UN Report Pours 'Cold Water' on Global Warming, Senator Says

July 7, 2008 - 8:23 PM

(CNSNews.com) - A United Nations study due for release early next year will reportedly lower estimates of mankind's impact on the earth's climate by 25 percent, a development a leading climate change skeptic in the U.S. Senate says will pour "cold water" on "global warming alarmism."

"We are all skeptics now," Sen. James Inhofe (R-Okla.), chairman of the U.S. Senate Environment & Public Works Committee, said in response to media leaks on a report by the U.N.'s Intergovernmental Panel on Climate Change (IPCC), which is set to be published next February.

London's Telegraph reported Sunday that the IPCC draft report reduces its overall estimate of the human impact on global warming by one-fourth, and halves its predictions for rises in sea-level by 2100.

The IPCC's new figures are attributed to "a refinement due to better data on how climate works."

The panel's report "says that the overall human effect on global warming since the industrial revolution is less than had been thought, due to the unexpected levels of cooling caused by aerosol sprays, which reflect heat from the sun," the paper said.

Furthermore, "large amounts of heat have been absorbed by the oceans, masking the warming effect."

Copies of the document, which was sent by the IPCC to climate experts and participating governments on Oct. 28, were obtained by several news organizations in Britain.

"Climate science is always going through these 'refinements,'" Inhofe said in a statement. "The media has alternated between four separate global cooling and warming scares since 1895," including "the erroneous prediction of a coming ice age in the 1970s," he said.

"Each climate scare eventually faded away due to similar 'refinements due to better data,'" Inhofe said.

That global warming alarmism was "more hype than fact" should not surprise those who have heard the more than 10 speeches on climate change Inhofe has given, the senator said.

"Even the U.N. appears to now be sobering up and dousing much-needed cold water on the global warming alarmism promoted by much of the mainstream media, Hollywood, NASA scientist James Hansen and former Vice President Al Gore," Inhofe added.

"Eventually, even the peddlers of climate alarmism will have to concede that the hoopla over man-made catastrophic global warming and the proposed solutions like the costly and ineffective Kyoto Protocol will prove to be one of the history's most misguided concerns."

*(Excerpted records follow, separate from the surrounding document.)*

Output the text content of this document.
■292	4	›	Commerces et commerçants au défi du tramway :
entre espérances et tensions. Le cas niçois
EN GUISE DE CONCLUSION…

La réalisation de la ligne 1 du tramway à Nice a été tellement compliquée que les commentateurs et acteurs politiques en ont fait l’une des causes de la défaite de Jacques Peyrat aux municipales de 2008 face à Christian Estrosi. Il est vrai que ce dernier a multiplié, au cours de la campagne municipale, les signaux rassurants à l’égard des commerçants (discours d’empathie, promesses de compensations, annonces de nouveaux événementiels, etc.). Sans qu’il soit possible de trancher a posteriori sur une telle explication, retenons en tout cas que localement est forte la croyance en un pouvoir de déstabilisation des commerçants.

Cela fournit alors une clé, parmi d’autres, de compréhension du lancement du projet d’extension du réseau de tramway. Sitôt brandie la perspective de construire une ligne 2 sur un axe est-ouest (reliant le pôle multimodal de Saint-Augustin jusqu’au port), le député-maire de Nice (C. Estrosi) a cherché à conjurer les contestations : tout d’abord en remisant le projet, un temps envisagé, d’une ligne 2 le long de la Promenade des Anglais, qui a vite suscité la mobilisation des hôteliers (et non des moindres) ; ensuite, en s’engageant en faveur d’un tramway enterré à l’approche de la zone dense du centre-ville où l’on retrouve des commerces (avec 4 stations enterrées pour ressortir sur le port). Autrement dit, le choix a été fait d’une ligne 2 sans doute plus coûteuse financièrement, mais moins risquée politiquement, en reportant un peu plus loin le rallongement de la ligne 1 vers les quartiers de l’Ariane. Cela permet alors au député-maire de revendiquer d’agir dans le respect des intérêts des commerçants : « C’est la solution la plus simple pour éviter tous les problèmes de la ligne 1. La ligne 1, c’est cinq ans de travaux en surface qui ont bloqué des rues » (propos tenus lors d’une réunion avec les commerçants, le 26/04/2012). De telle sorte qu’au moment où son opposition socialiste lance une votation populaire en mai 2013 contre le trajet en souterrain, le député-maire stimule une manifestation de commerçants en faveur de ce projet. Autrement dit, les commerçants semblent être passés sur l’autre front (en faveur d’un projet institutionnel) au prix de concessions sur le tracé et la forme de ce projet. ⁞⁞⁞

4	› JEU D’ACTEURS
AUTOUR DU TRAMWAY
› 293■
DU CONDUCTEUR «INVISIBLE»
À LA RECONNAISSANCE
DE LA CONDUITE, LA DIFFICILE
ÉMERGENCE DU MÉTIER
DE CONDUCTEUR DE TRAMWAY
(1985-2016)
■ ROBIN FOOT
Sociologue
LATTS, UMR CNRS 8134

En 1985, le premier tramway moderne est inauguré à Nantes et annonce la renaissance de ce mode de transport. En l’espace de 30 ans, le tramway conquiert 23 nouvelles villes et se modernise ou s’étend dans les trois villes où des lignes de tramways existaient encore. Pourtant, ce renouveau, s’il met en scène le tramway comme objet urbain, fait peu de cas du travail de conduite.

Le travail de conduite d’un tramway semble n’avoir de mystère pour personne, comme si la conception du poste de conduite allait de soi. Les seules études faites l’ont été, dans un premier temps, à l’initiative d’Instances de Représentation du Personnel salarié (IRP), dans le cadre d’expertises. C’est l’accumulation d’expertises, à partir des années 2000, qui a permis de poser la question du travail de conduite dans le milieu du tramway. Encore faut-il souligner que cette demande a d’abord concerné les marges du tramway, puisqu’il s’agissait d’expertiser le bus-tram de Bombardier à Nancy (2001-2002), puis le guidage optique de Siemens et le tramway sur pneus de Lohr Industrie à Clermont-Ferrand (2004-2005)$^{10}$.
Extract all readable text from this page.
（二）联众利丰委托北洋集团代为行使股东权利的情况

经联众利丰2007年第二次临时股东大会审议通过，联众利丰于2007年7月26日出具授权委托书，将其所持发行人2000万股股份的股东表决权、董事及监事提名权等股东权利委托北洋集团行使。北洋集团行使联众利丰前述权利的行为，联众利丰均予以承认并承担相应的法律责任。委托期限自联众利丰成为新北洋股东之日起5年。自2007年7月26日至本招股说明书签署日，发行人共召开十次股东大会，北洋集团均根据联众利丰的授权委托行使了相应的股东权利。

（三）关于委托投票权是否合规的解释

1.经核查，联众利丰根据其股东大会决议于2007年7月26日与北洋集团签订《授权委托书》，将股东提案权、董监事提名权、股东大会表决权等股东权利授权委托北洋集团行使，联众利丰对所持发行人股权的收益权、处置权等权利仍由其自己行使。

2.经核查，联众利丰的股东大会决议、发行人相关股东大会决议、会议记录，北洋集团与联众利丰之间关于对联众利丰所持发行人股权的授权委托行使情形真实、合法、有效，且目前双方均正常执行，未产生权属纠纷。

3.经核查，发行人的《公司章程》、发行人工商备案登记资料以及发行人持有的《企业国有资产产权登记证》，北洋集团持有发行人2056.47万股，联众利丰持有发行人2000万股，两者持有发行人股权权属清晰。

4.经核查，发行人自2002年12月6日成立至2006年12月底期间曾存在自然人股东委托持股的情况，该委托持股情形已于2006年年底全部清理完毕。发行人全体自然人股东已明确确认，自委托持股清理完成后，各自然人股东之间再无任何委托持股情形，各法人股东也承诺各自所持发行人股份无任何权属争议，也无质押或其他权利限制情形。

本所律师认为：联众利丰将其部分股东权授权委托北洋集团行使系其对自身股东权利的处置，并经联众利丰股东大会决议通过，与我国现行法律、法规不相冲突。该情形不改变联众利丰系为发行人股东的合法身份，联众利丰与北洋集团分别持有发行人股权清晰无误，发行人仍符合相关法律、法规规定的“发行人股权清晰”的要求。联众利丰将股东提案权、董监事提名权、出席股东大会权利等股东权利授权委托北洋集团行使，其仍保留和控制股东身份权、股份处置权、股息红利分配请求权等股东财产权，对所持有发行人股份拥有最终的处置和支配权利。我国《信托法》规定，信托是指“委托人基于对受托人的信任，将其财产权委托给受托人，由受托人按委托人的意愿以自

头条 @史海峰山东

However, despite the IPCC's reported reassessment, according to the Sunday Telegraph, the U.N. body maintains that "there can be little doubt that humans are responsible for warming the planet."

It said the IPCC report also "warns that carbon dioxide emissions have risen during the past five years by three percent, well above the 0.4 percent a year average of the previous two decades."

"The authors also state that the climate is almost certain to warm by at least 1.5 C during the next 100 years," the Telegraph said.

While calls seeking response from representatives of the IPCC were not returned by press time, according to the IPCC website a report compilation process is still underway, the deadline for submitting comments regarding the final draft having only passed on Friday, Dec. 8.

Earlier this year, IPCC Secretary Renate Christ issued a press release cautioning members of the media against reporting "findings" in the study until it had been finalized by the working group in 2007.

"In wake of several premature reports that have appeared recently in the media concerning 'findings'" from the IPCC, Christ said at the time the process leading up to the 2007 release was "long, complicated and far from complete."

Nevertheless, the Telegraph reported that "one leading U.K. climate scientist, who asked not to be named due to the sensitivity surrounding the report before it is published, said: 'The bottom line is that the climate is still warming while our greenhouse gas emissions have accelerated, so we are storing up problems for ourselves in the future.'"

Inhofe saw a different "bottom line" in the leaked information, however.

"With the continued scientific demise of man-made catastrophic global warming fears, the environmentalists, publicity- and grant-seeking scientists and many in the media may now have to find another dubious environmental doomsday cause to scare the public and policymakers," Inhofe said.